Takenaka informs Tatsuya about the whereabouts of the card in the tower. Washio is killed & Takenaka is knocked out unconscious by the same assailant who killed Toda & Kuki. Tatsuya, Saki & Nogi go to the cabaret club in the tower & finds the card, which had the recordings of Toda & an unknown person. They are intercepted by Masatoyoshi Tsutsui, the true mastermind of the arson & his top assassin Reiji Shinjo. Tatsuya challenges Shinjo, who must defeat Tatsuya in order to get the card & kill the trio. Tatsuya & Shinjo battle on top of the tower & Tatsuya wins. Takenaka & the police arrive, but Nogi is fatally injured by Shinjo's toe kick while shielding Tatsuya. A dying Nogi apologises & tells Tatsuya to be strong.
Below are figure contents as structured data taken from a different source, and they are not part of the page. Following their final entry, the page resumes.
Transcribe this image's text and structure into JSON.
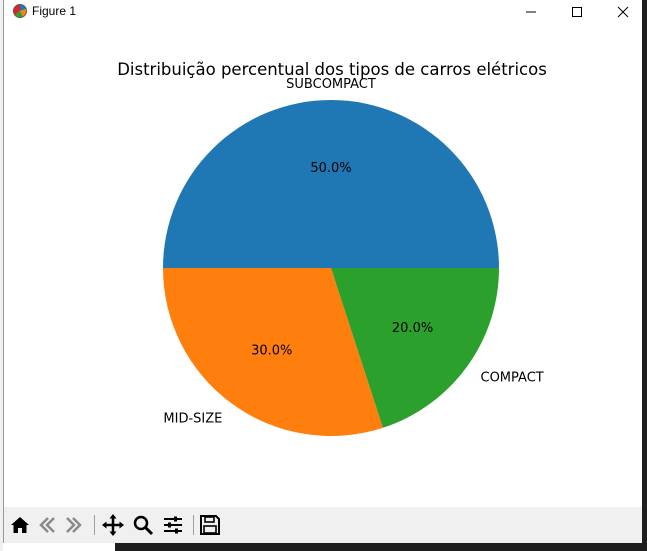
{
  "window": {
    "title": "Figure 1",
    "icon": "matplotlib-icon"
  },
  "chart_data": {
    "type": "pie",
    "title": "Distribuição percentual dos tipos de carros elétricos",
    "categories": [
      "SUBCOMPACT",
      "MID-SIZE",
      "COMPACT"
    ],
    "values": [
      50.0,
      30.0,
      20.0
    ],
    "labels": [
      "50.0%",
      "30.0%",
      "20.0%"
    ],
    "colors": [
      "#1f77b4",
      "#ff7f0e",
      "#2ca02c"
    ],
    "start_angle": 0,
    "direction": "counterclockwise"
  },
  "toolbar": {
    "buttons": [
      {
        "name": "home-icon",
        "tooltip": ""
      },
      {
        "name": "back-icon",
        "tooltip": ""
      },
      {
        "name": "forward-icon",
        "tooltip": ""
      },
      {
        "name": "pan-icon",
        "tooltip": ""
      },
      {
        "name": "zoom-icon",
        "tooltip": ""
      },
      {
        "name": "subplots-icon",
        "tooltip": ""
      },
      {
        "name": "save-icon",
        "tooltip": ""
      }
    ]
  }
}
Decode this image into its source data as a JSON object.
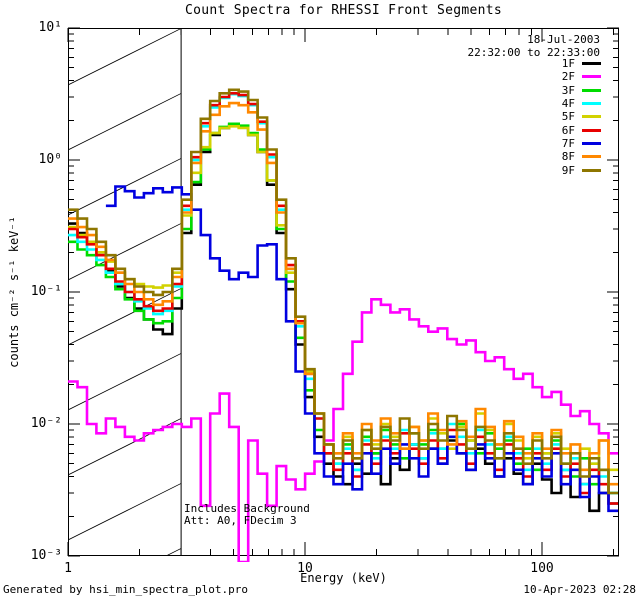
{
  "header": {
    "title": "Count Spectra for RHESSI Front Segments"
  },
  "annotations": {
    "date": "18-Jul-2003",
    "time_range": "22:32:00 to 22:33:00",
    "note_line1": "Includes Background",
    "note_line2": "Att: A0, FDecim 3"
  },
  "footer": {
    "generated_by": "Generated by hsi_min_spectra_plot.pro",
    "timestamp": "10-Apr-2023 02:28"
  },
  "axes": {
    "xlabel": "Energy (keV)",
    "ylabel": "counts cm⁻² s⁻¹ keV⁻¹",
    "x_tick_labels": [
      "1",
      "10",
      "100"
    ],
    "y_tick_labels": [
      "10¹",
      "10⁰",
      "10⁻¹",
      "10⁻²",
      "10⁻³"
    ]
  },
  "legend": {
    "items": [
      {
        "label": "1F",
        "color": "#000000"
      },
      {
        "label": "2F",
        "color": "#FF00FF"
      },
      {
        "label": "3F",
        "color": "#00DC00"
      },
      {
        "label": "4F",
        "color": "#00FFFF"
      },
      {
        "label": "5F",
        "color": "#D2D200"
      },
      {
        "label": "6F",
        "color": "#E80000"
      },
      {
        "label": "7F",
        "color": "#0000E0"
      },
      {
        "label": "8F",
        "color": "#FF8800"
      },
      {
        "label": "9F",
        "color": "#8E7600"
      }
    ]
  },
  "chart_data": {
    "type": "line",
    "subtype": "stepped-histogram-spectra",
    "title": "Count Spectra for RHESSI Front Segments",
    "xlabel": "Energy (keV)",
    "ylabel": "counts cm^-2 s^-1 keV^-1",
    "x_scale": "log",
    "y_scale": "log",
    "xlim": [
      1,
      211
    ],
    "ylim": [
      0.001,
      10
    ],
    "grid": false,
    "legend_position": "upper-right-outside",
    "hatched_region": {
      "xmin": 1,
      "xmax": 3
    },
    "bins": {
      "start_log10": 0,
      "step_log10": 0.04,
      "count": 58
    },
    "series": [
      {
        "name": "1F",
        "color": "#000000",
        "values": [
          0.33,
          0.28,
          0.24,
          0.19,
          0.145,
          0.11,
          0.09,
          0.075,
          0.062,
          0.052,
          0.048,
          0.075,
          0.28,
          0.65,
          1.15,
          1.55,
          1.75,
          1.85,
          1.8,
          1.55,
          1.15,
          0.65,
          0.28,
          0.105,
          0.04,
          0.016,
          0.008,
          0.005,
          0.004,
          0.0035,
          0.005,
          0.0042,
          0.006,
          0.0035,
          0.0055,
          0.0045,
          0.007,
          0.0055,
          0.0065,
          0.005,
          0.0075,
          0.006,
          0.0045,
          0.0065,
          0.005,
          0.004,
          0.0055,
          0.0042,
          0.0035,
          0.005,
          0.0038,
          0.003,
          0.0045,
          0.0028,
          0.0035,
          0.0022,
          0.003,
          0.0025
        ]
      },
      {
        "name": "2F",
        "color": "#FF00FF",
        "values": [
          0.021,
          0.019,
          0.01,
          0.0085,
          0.011,
          0.0095,
          0.008,
          0.0075,
          0.0085,
          0.009,
          0.0095,
          0.01,
          0.0095,
          0.011,
          0.0024,
          0.012,
          0.017,
          0.0095,
          0.0009,
          0.0075,
          0.0042,
          0.0024,
          0.0048,
          0.0038,
          0.0032,
          0.0042,
          0.0052,
          0.0075,
          0.013,
          0.024,
          0.042,
          0.07,
          0.088,
          0.08,
          0.07,
          0.074,
          0.062,
          0.055,
          0.05,
          0.053,
          0.044,
          0.04,
          0.043,
          0.035,
          0.03,
          0.032,
          0.026,
          0.022,
          0.024,
          0.019,
          0.016,
          0.0175,
          0.014,
          0.0115,
          0.0125,
          0.01,
          0.0085,
          0.006
        ]
      },
      {
        "name": "3F",
        "color": "#00DC00",
        "values": [
          0.24,
          0.21,
          0.19,
          0.16,
          0.13,
          0.105,
          0.088,
          0.072,
          0.062,
          0.058,
          0.06,
          0.09,
          0.3,
          0.68,
          1.2,
          1.6,
          1.78,
          1.88,
          1.82,
          1.6,
          1.2,
          0.7,
          0.3,
          0.12,
          0.045,
          0.018,
          0.009,
          0.006,
          0.005,
          0.007,
          0.0045,
          0.008,
          0.006,
          0.009,
          0.007,
          0.0055,
          0.0085,
          0.007,
          0.009,
          0.0065,
          0.008,
          0.01,
          0.0075,
          0.006,
          0.0085,
          0.0065,
          0.0075,
          0.005,
          0.0065,
          0.0045,
          0.006,
          0.0075,
          0.005,
          0.004,
          0.0055,
          0.0035,
          0.0045,
          0.003
        ]
      },
      {
        "name": "4F",
        "color": "#00FFFF",
        "values": [
          0.27,
          0.24,
          0.21,
          0.175,
          0.14,
          0.115,
          0.1,
          0.085,
          0.075,
          0.068,
          0.072,
          0.11,
          0.42,
          1.0,
          1.8,
          2.5,
          2.95,
          3.15,
          3.05,
          2.6,
          1.9,
          1.05,
          0.42,
          0.15,
          0.055,
          0.022,
          0.011,
          0.006,
          0.005,
          0.0065,
          0.0045,
          0.0075,
          0.0055,
          0.008,
          0.0065,
          0.009,
          0.007,
          0.0055,
          0.0085,
          0.0065,
          0.01,
          0.008,
          0.006,
          0.009,
          0.007,
          0.0055,
          0.008,
          0.006,
          0.0045,
          0.0065,
          0.005,
          0.007,
          0.0045,
          0.0055,
          0.0035,
          0.005,
          0.004,
          0.003
        ]
      },
      {
        "name": "5F",
        "color": "#D2D200",
        "values": [
          0.31,
          0.27,
          0.24,
          0.2,
          0.17,
          0.14,
          0.125,
          0.115,
          0.11,
          0.108,
          0.112,
          0.14,
          0.38,
          0.8,
          1.25,
          1.6,
          1.75,
          1.8,
          1.75,
          1.55,
          1.15,
          0.7,
          0.32,
          0.14,
          0.06,
          0.025,
          0.012,
          0.007,
          0.006,
          0.008,
          0.0055,
          0.009,
          0.007,
          0.01,
          0.008,
          0.0065,
          0.0095,
          0.0075,
          0.011,
          0.0085,
          0.0065,
          0.0095,
          0.0075,
          0.012,
          0.009,
          0.007,
          0.01,
          0.0075,
          0.0055,
          0.008,
          0.006,
          0.0085,
          0.0065,
          0.0045,
          0.0065,
          0.005,
          0.0075,
          0.0045
        ]
      },
      {
        "name": "6F",
        "color": "#E80000",
        "values": [
          0.3,
          0.26,
          0.23,
          0.19,
          0.15,
          0.12,
          0.1,
          0.088,
          0.078,
          0.072,
          0.075,
          0.115,
          0.45,
          1.05,
          1.9,
          2.6,
          3.0,
          3.2,
          3.1,
          2.65,
          1.95,
          1.1,
          0.45,
          0.16,
          0.06,
          0.024,
          0.011,
          0.006,
          0.0045,
          0.006,
          0.004,
          0.007,
          0.005,
          0.0075,
          0.006,
          0.0085,
          0.0065,
          0.005,
          0.0075,
          0.0055,
          0.009,
          0.007,
          0.005,
          0.008,
          0.006,
          0.0045,
          0.007,
          0.0055,
          0.004,
          0.006,
          0.0045,
          0.0065,
          0.004,
          0.005,
          0.003,
          0.0045,
          0.0035,
          0.0025
        ]
      },
      {
        "name": "7F",
        "color": "#0000E0",
        "values": [
          null,
          null,
          null,
          null,
          0.45,
          0.63,
          0.58,
          0.52,
          0.56,
          0.61,
          0.57,
          0.62,
          0.55,
          0.42,
          0.27,
          0.18,
          0.145,
          0.125,
          0.14,
          0.13,
          0.225,
          0.23,
          0.125,
          0.06,
          0.025,
          0.012,
          0.006,
          0.004,
          0.0035,
          0.005,
          0.0032,
          0.006,
          0.0042,
          0.0065,
          0.005,
          0.007,
          0.0055,
          0.004,
          0.0065,
          0.005,
          0.008,
          0.006,
          0.0045,
          0.007,
          0.0055,
          0.004,
          0.006,
          0.0045,
          0.0035,
          0.0055,
          0.004,
          0.006,
          0.0035,
          0.0045,
          0.0028,
          0.004,
          0.003,
          0.0022
        ]
      },
      {
        "name": "8F",
        "color": "#FF8800",
        "values": [
          0.36,
          0.31,
          0.27,
          0.22,
          0.175,
          0.14,
          0.115,
          0.1,
          0.088,
          0.08,
          0.085,
          0.13,
          0.4,
          0.95,
          1.65,
          2.2,
          2.55,
          2.7,
          2.6,
          2.3,
          1.7,
          0.95,
          0.4,
          0.15,
          0.058,
          0.024,
          0.012,
          0.007,
          0.006,
          0.0085,
          0.006,
          0.01,
          0.0075,
          0.011,
          0.0085,
          0.0065,
          0.0095,
          0.0075,
          0.012,
          0.009,
          0.007,
          0.0105,
          0.008,
          0.013,
          0.0095,
          0.007,
          0.0105,
          0.008,
          0.006,
          0.0085,
          0.0065,
          0.009,
          0.006,
          0.007,
          0.0045,
          0.006,
          0.0075,
          0.0035
        ]
      },
      {
        "name": "9F",
        "color": "#8E7600",
        "values": [
          0.42,
          0.36,
          0.3,
          0.24,
          0.19,
          0.15,
          0.125,
          0.11,
          0.1,
          0.095,
          0.1,
          0.15,
          0.5,
          1.15,
          2.05,
          2.8,
          3.2,
          3.4,
          3.3,
          2.85,
          2.1,
          1.2,
          0.5,
          0.18,
          0.065,
          0.026,
          0.012,
          0.007,
          0.0055,
          0.0075,
          0.0055,
          0.009,
          0.0065,
          0.0095,
          0.0075,
          0.011,
          0.0085,
          0.0065,
          0.01,
          0.0075,
          0.0115,
          0.009,
          0.0065,
          0.0095,
          0.0075,
          0.0055,
          0.0085,
          0.0065,
          0.005,
          0.0075,
          0.0055,
          0.008,
          0.005,
          0.006,
          0.004,
          0.0055,
          0.0045,
          0.003
        ]
      }
    ]
  }
}
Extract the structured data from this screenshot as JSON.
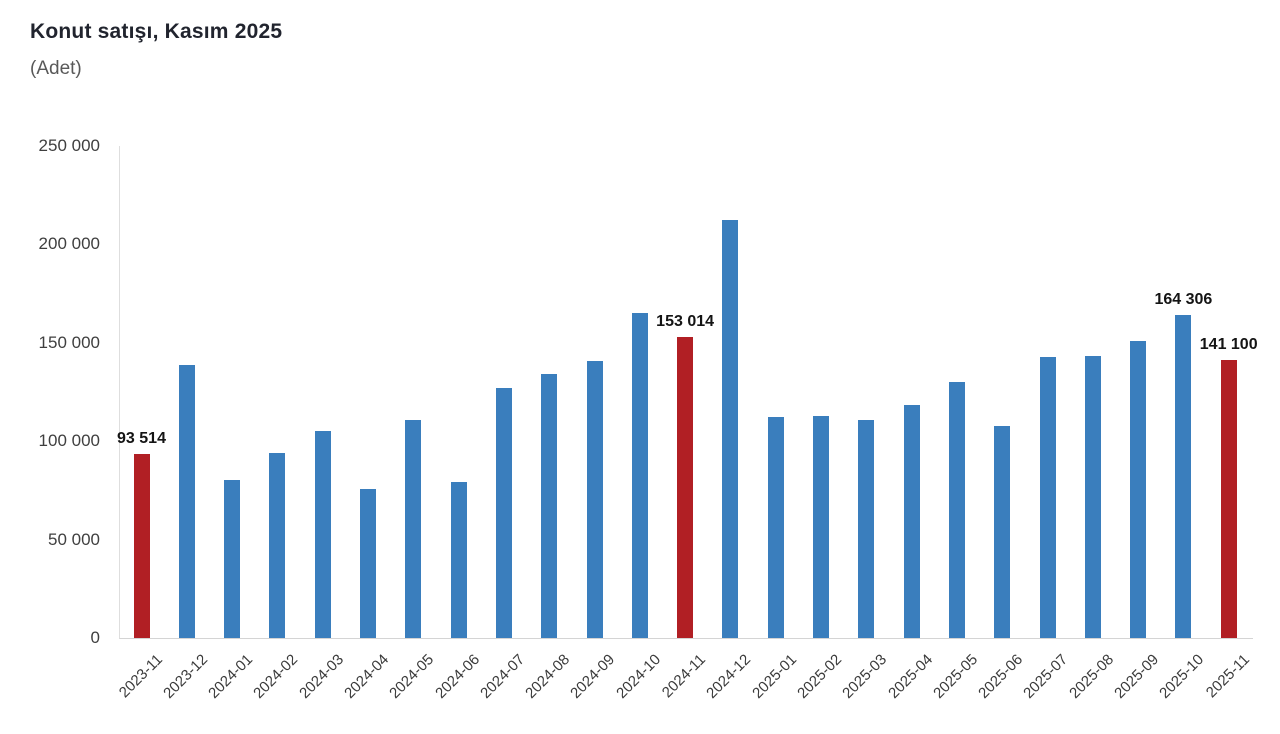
{
  "page": {
    "title": "Konut satışı, Kasım 2025",
    "subtitle": "(Adet)"
  },
  "chart_data": {
    "type": "bar",
    "title": "Konut satışı, Kasım 2025",
    "unit_label": "(Adet)",
    "categories": [
      "2023-11",
      "2023-12",
      "2024-01",
      "2024-02",
      "2024-03",
      "2024-04",
      "2024-05",
      "2024-06",
      "2024-07",
      "2024-08",
      "2024-09",
      "2024-10",
      "2024-11",
      "2024-12",
      "2025-01",
      "2025-02",
      "2025-03",
      "2025-04",
      "2025-05",
      "2025-06",
      "2025-07",
      "2025-08",
      "2025-09",
      "2025-10",
      "2025-11"
    ],
    "values": [
      93514,
      138577,
      80308,
      93902,
      105394,
      75569,
      110588,
      79313,
      127088,
      134155,
      140919,
      165138,
      153014,
      212637,
      112173,
      112818,
      110795,
      118359,
      130025,
      107723,
      142858,
      143319,
      150738,
      164306,
      141100
    ],
    "highlighted_categories": [
      "2023-11",
      "2024-11",
      "2025-11"
    ],
    "data_labels": [
      {
        "category": "2023-11",
        "text": "93 514"
      },
      {
        "category": "2024-11",
        "text": "153 014"
      },
      {
        "category": "2025-10",
        "text": "164 306"
      },
      {
        "category": "2025-11",
        "text": "141 100"
      }
    ],
    "colors": {
      "bar": "#3a7ebd",
      "highlight": "#b11f24",
      "axis_line": "#d8d8d8",
      "tick_text": "#3f3f3f",
      "label_text": "#141414"
    },
    "ylim": [
      0,
      250000
    ],
    "yticks": [
      {
        "value": 0,
        "label": "0"
      },
      {
        "value": 50000,
        "label": "50 000"
      },
      {
        "value": 100000,
        "label": "100 000"
      },
      {
        "value": 150000,
        "label": "150 000"
      },
      {
        "value": 200000,
        "label": "200 000"
      },
      {
        "value": 250000,
        "label": "250 000"
      }
    ],
    "xlabel": "",
    "ylabel": "",
    "grid": false,
    "legend_position": "none"
  }
}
Tsutsui & Shinjo were arrested, with Shinjo saying that he was forced by Tsutsui to murder. Takenaka says goodbye to Tatsuya, who wishes to be a great fighter.
In the post credits scenes, Tadashi Tsurumi becomes the governor of Tokyo & he uses the same handkerchief that was used to frame Tatsuya, indicating he was deeply involved in this whole plot.

==Gameplay==
The gameplay is focused on 1-on-1 brawling and martial arts, rather than the beat-em-up gameplay of the main Yakuza series. The combat is modeled after Def Jam: Fight for NY, made by AKI Corporation (now syn Sophia), combined with elements of the main series' titles such as heat actions, overworld enemy encounters, and picking up weapons scattered around the arena. The 3D rendered gameplay uses the same kind of fixed camera system as in the first two Yakuza games on the PlayStation 2.

==Content==
Though on PSP, the game has similar mini-games to the main series, such as bowling, claw machines, and a batting center. Hostess clubs feature an interaction for a Kiss, which depends on how highly hearted the hostess is. Part-time jobs have been added for gaining money, as it is purposefully scarce in the game compared to other franchise titles.

==Communication mode==

As part of the game's multiplayer mode, a custom character is required to play online. This mode consists of missions to unlock items for character customization, and can be played either solo or cooperatively with another player. A standard VS mode can also be played among other players and teams. Fighting styles and stats are carried over from offline mode, and are based on the player's progress in the game.

==TV drama==
A television series based on the game began airing on TBS on October 5, 2010 and ended after 11 episodes. The series spawned a sequel in 2012 based on the game's sequel, the series also ran for 11 episodes.

==Sequel==

Kurohyō 2: Ryū ga Gotoku Ashura Hen being advertised at the Shinjuku Don Quijote store, a virtual version of which appears in the game

A sequel, Kurohyō 2: Ryū ga Gotoku Ashura Hen (Japanese: クロヒョウ2　龍が如く 阿修羅編; lit. "Black Panther 2: Like a Dragon Ashura Chapter") was introduced for PSP by Ryū ga Gotoku series creator Toshihiro Nagoshi in Weekly Famitsu and released in Japan on March 22, 2012.

==Legacy==

Although the game, along with its sequel, is one of the few entries in the Yakuza series which has never received an international release, interest from fans has led to the development of fan translations for both games.